La frase «mi real gana» recurre en nuestra conducta, como si un motor llamado indisciplina o irrespeto nos azuzara hasta hacernos apelar a lo imposible o lo improcedente. ¿Tendrá relación con nuestro paso jadeante, nuestra habla precipitada, o en cambio con nuestra tendencia a la impuntualidad? Porque la impuntualidad, en el espacio individual, pide a menudo comprensión, pero cuando el impuntual es otro u otra, nos ponemos a pasear de izquierda a derecha en la esquina de nuestra espera, y a farfullar no sabemos cuántos reproches.
Traslademos, pues, ese hábito a lo político o lo económico, que ambas esferas se interrelacionan dialécticamente, influyéndose entre ellas aunque a algunos no les plazca saber que la sociedad y sus leyes no son patrimonio exclusivo de los deseos y de la voluntad. Concentrémonos, pues, en la impuntualidad, que usualmente significa no estar a punto, o no llegar a tiempo y, por extensión, incumplimiento o distorsión, o el hacer lo que me parece, diga quien diga lo que haya que hacer y aunque lo exija la legalidad. Lo sabemos: cada día se colecta un muestrario de absurdos que presionan a nuestra sociedad a salir definitivamente de la ingenuidad, y comprender que el rigor, el orden, y la percepción de que la estrategia del crecimiento y el desarrollo no consisten solo en proyectar en términos generales, sino en determinar qué corresponde a cada uno de nosotros y luego, como método, exigir y corregir.

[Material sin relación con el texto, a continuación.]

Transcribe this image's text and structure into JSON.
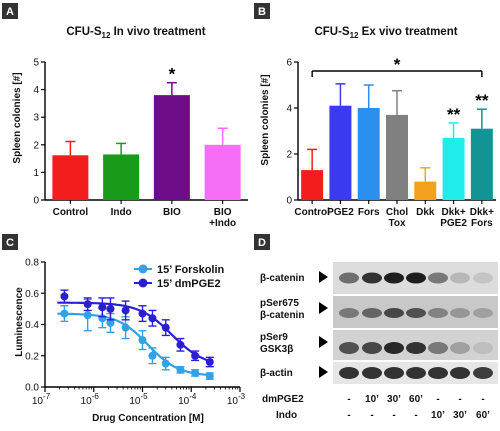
{
  "colors": {
    "panel_label_bg": "#333333",
    "forskolin": "#33a1e3",
    "dmpge2": "#2b1fd6"
  },
  "chart_data": [
    {
      "panel": "A",
      "type": "bar",
      "title_pre": "CFU-S",
      "title_sub": "12",
      "title_post": " In vivo treatment",
      "ylabel": "Spleen colonies [#]",
      "ylim": [
        0,
        5
      ],
      "yticks": [
        "0",
        "1",
        "2",
        "3",
        "4",
        "5"
      ],
      "categories": [
        "Control",
        "Indo",
        "BIO",
        "BIO\n+Indo"
      ],
      "values": [
        1.62,
        1.65,
        3.8,
        2.0
      ],
      "errors": [
        0.5,
        0.4,
        0.45,
        0.6
      ],
      "colors": [
        "#f41d1d",
        "#1a9a1a",
        "#6e0d8a",
        "#f56ef5"
      ],
      "annotations": [
        {
          "category": "BIO",
          "text": "*"
        }
      ]
    },
    {
      "panel": "B",
      "type": "bar",
      "title_pre": "CFU-S",
      "title_sub": "12",
      "title_post": " Ex vivo treatment",
      "ylabel": "Spleen colonies [#]",
      "ylim": [
        0,
        6
      ],
      "yticks": [
        "0",
        "2",
        "4",
        "6"
      ],
      "categories": [
        "Control",
        "PGE2",
        "Fors",
        "Chol\nTox",
        "Dkk",
        "Dkk+\nPGE2",
        "Dkk+\nFors"
      ],
      "values": [
        1.3,
        4.1,
        4.0,
        3.7,
        0.8,
        2.7,
        3.1
      ],
      "errors": [
        0.9,
        0.95,
        1.0,
        1.05,
        0.6,
        0.65,
        0.85
      ],
      "colors": [
        "#f41d1d",
        "#3a3af0",
        "#2b8ff0",
        "#808080",
        "#f3a11d",
        "#21ecec",
        "#139494"
      ],
      "bracket_text": "*",
      "annotations": [
        {
          "category": "Dkk+\nPGE2",
          "text": "**"
        },
        {
          "category": "Dkk+\nFors",
          "text": "**"
        }
      ]
    },
    {
      "panel": "C",
      "type": "line",
      "ylabel": "Luminescence",
      "xlabel": "Drug Concentration [M]",
      "xscale": "log",
      "xlim": [
        1e-07,
        0.001
      ],
      "ylim": [
        0,
        0.8
      ],
      "yticks": [
        "0.0",
        "0.2",
        "0.4",
        "0.6",
        "0.8"
      ],
      "xtick_base": "10",
      "xtick_exps": [
        "-7",
        "-6",
        "-5",
        "-4",
        "-3"
      ],
      "series": [
        {
          "name": "15’ Forskolin",
          "color": "#33a1e3",
          "x": [
            2.5e-07,
            7.5e-07,
            1.5e-06,
            2.2e-06,
            4.5e-06,
            1e-05,
            1.6e-05,
            3e-05,
            6e-05,
            0.00012,
            0.00024
          ],
          "y": [
            0.47,
            0.46,
            0.44,
            0.41,
            0.38,
            0.3,
            0.2,
            0.15,
            0.11,
            0.09,
            0.07
          ],
          "err": [
            0.05,
            0.1,
            0.06,
            0.06,
            0.07,
            0.06,
            0.05,
            0.04,
            0.02,
            0.02,
            0.02
          ],
          "fit": {
            "top": 0.47,
            "bottom": 0.07,
            "ec50": 1.3e-05,
            "hill": 1.4
          }
        },
        {
          "name": "15’ dmPGE2",
          "color": "#2b1fd6",
          "x": [
            2.5e-07,
            7.5e-07,
            1.5e-06,
            2.2e-06,
            4.5e-06,
            1e-05,
            1.6e-05,
            3e-05,
            6e-05,
            0.00012,
            0.00024
          ],
          "y": [
            0.58,
            0.53,
            0.51,
            0.5,
            0.49,
            0.47,
            0.44,
            0.38,
            0.27,
            0.2,
            0.16
          ],
          "err": [
            0.04,
            0.04,
            0.06,
            0.07,
            0.06,
            0.05,
            0.05,
            0.05,
            0.04,
            0.03,
            0.03
          ],
          "fit": {
            "top": 0.54,
            "bottom": 0.13,
            "ec50": 4e-05,
            "hill": 1.3
          }
        }
      ]
    }
  ],
  "panel_d": {
    "panel": "D",
    "rows": [
      "β-catenin",
      "pSer675\nβ-catenin",
      "pSer9\nGSK3β",
      "β-actin"
    ],
    "row_labels": {
      "dmpge2": "dmPGE2",
      "indo": "Indo"
    },
    "dmpge2": [
      "-",
      "10’",
      "30’",
      "60’",
      "-",
      "-",
      "-"
    ],
    "indo": [
      "-",
      "-",
      "-",
      "-",
      "10’",
      "30’",
      "60’"
    ]
  }
}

De muchos de los episodios sufridos en lo personal o leídos en algún periódico se deducen varias conclusiones. Una de ellas se refiere a que todavía entre nosotros subsiste una forma de resolver ciertos problemas con un tajante no, porque a «mi real gana» no le gusta saber que si yo no sé de su existencia, esa moneda de cinco CUC —como le ocurrió a una lectora de Juventud Rebelde— no existe. Y no tengo que averiguarlo. Es decir, algunos con responsabilidades decisorias continúan observando la vida y los problemas de la gente desde una tarima que los mantiene en alto, cuando lo más útil sería mantenerlos en vilo, como expuestos a responder, sin fintas ni aplazamientos, por el incumplimiento de sus deberes. De lo contrario, los efectos de los problemas que quienes administran o gobiernan deben de solucionar o al menos explicar, pueden, a veces, ser asumidos como una malévola inclinación a mortificar.

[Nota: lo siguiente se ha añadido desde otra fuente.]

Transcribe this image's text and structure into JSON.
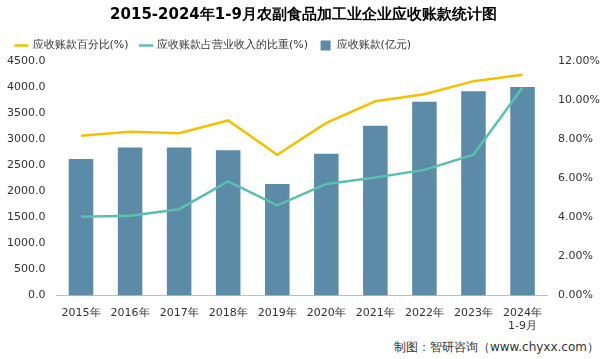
{
  "chart_data": {
    "type": "bar",
    "title": "2015-2024年1-9月农副食品加工业企业应收账款统计图",
    "source": "制图：智研咨询（www.chyxx.com）",
    "categories": [
      "2015年",
      "2016年",
      "2017年",
      "2018年",
      "2019年",
      "2020年",
      "2021年",
      "2022年",
      "2023年",
      "2024年\n1-9月"
    ],
    "series": [
      {
        "name": "应收账款(亿元)",
        "type": "bar",
        "color": "#5b8ba6",
        "values": [
          2620,
          2840,
          2840,
          2790,
          2140,
          2720,
          3260,
          3720,
          3920,
          4000
        ]
      },
      {
        "name": "应收账款百分比(%)",
        "type": "line",
        "axis": "y2",
        "color": "#f5c000",
        "values": [
          8.18,
          8.38,
          8.31,
          8.96,
          7.2,
          8.83,
          9.94,
          10.3,
          10.97,
          11.3
        ]
      },
      {
        "name": "应收账款占营业收入的比重(%)",
        "type": "line",
        "axis": "y2",
        "color": "#5cbfb0",
        "values": [
          4.03,
          4.09,
          4.42,
          5.84,
          4.61,
          5.71,
          6.04,
          6.43,
          7.21,
          10.65
        ]
      }
    ],
    "ylim": [
      0,
      4500
    ],
    "yticks": [
      {
        "value": 0,
        "label": "0.0"
      },
      {
        "value": 500,
        "label": "500.0"
      },
      {
        "value": 1000,
        "label": "1000.0"
      },
      {
        "value": 1500,
        "label": "1500.0"
      },
      {
        "value": 2000,
        "label": "2000.0"
      },
      {
        "value": 2500,
        "label": "2500.0"
      },
      {
        "value": 3000,
        "label": "3000.0"
      },
      {
        "value": 3500,
        "label": "3500.0"
      },
      {
        "value": 4000,
        "label": "4000.0"
      },
      {
        "value": 4500,
        "label": "4500.0"
      }
    ],
    "y2lim": [
      0,
      12
    ],
    "y2ticks": [
      {
        "value": 0,
        "label": "0.00%"
      },
      {
        "value": 2,
        "label": "2.00%"
      },
      {
        "value": 4,
        "label": "4.00%"
      },
      {
        "value": 6,
        "label": "6.00%"
      },
      {
        "value": 8,
        "label": "8.00%"
      },
      {
        "value": 10,
        "label": "10.00%"
      },
      {
        "value": 12,
        "label": "12.00%"
      }
    ],
    "grid": false,
    "legend": "top"
  }
}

Nuestros cuadros podrán prepararse en Economía; podrán ampliar su cultura general. Pero el conocimiento especializado y la cultura deben, en la actividad moral del revolucionario, beneficiarse con la ética del servir. Servir a alguien. Y cambiando un tanto el sentido del verbo, servir para algo, que equivale, según mi criterio, a saber ejercer, además de los concernientes a la tarea, los valores éticos de una sociedad adscrita a la justicia, la igualdad, la equidad y la solidaridad. Y no digo la libertad, porque sin los valores citados la libertad es un concepto virtual.
No habremos de dudarlo: a la cabeza de la nación se aprecia el liderazgo. Pero una luz, por clara y larga que sea, no basta. Esa luz que casi todos acatamos y respetamos, necesita que en cada comunidad, en cada centro de trabajo, en cada empresa, en cada institución u organismo, el liderazgo se multiplique para halar, ordenar, conducir, aplicar correcta y creadoramente los preceptos de la estrategia renovadora.
Una mentalidad desactualizada y retrógrada sea quizá la culpable. Mas, a mi entender, es culpar en abstracto. Porque nos figuramos que como todos somos víctimas de la fuerza irresistible de un dominante enfoque muy rígido, nadie es responsable de pensar con la inflexibilidad del bronce o del mármol. El problema, por tanto, se va convirtiendo en un círculo vicioso. Y me parece que olvidamos el papel de la subjetividad, la influencia de lo moral. El cumplimiento del deber no es solo apariencia, obra escenificada sin que la conciencia intente como mínimo actuar de modo que el personaje sea capaz de convencer renunciando a su hábito de recitar en vez de interiorizar el papel.
Y, sea dicho con juicio constructivo, ante una mala actuación, el director de escena orienta los gestos, los énfasis, y si el personaje no cristaliza, cambia al actor. Lo repito, muchos habremos de vivir en vilo, para que nuestra «real gana», esa que incluso, causando descontentos, se niega a cumplir sentencias de tribunales en lo civil, o esa que le conviene no ver los problemas para continuar en la placidez, se sienta impelida a desplazarse hacia las ganas de lo real. Porque la opción es una: cambiar o levantarse del asiento.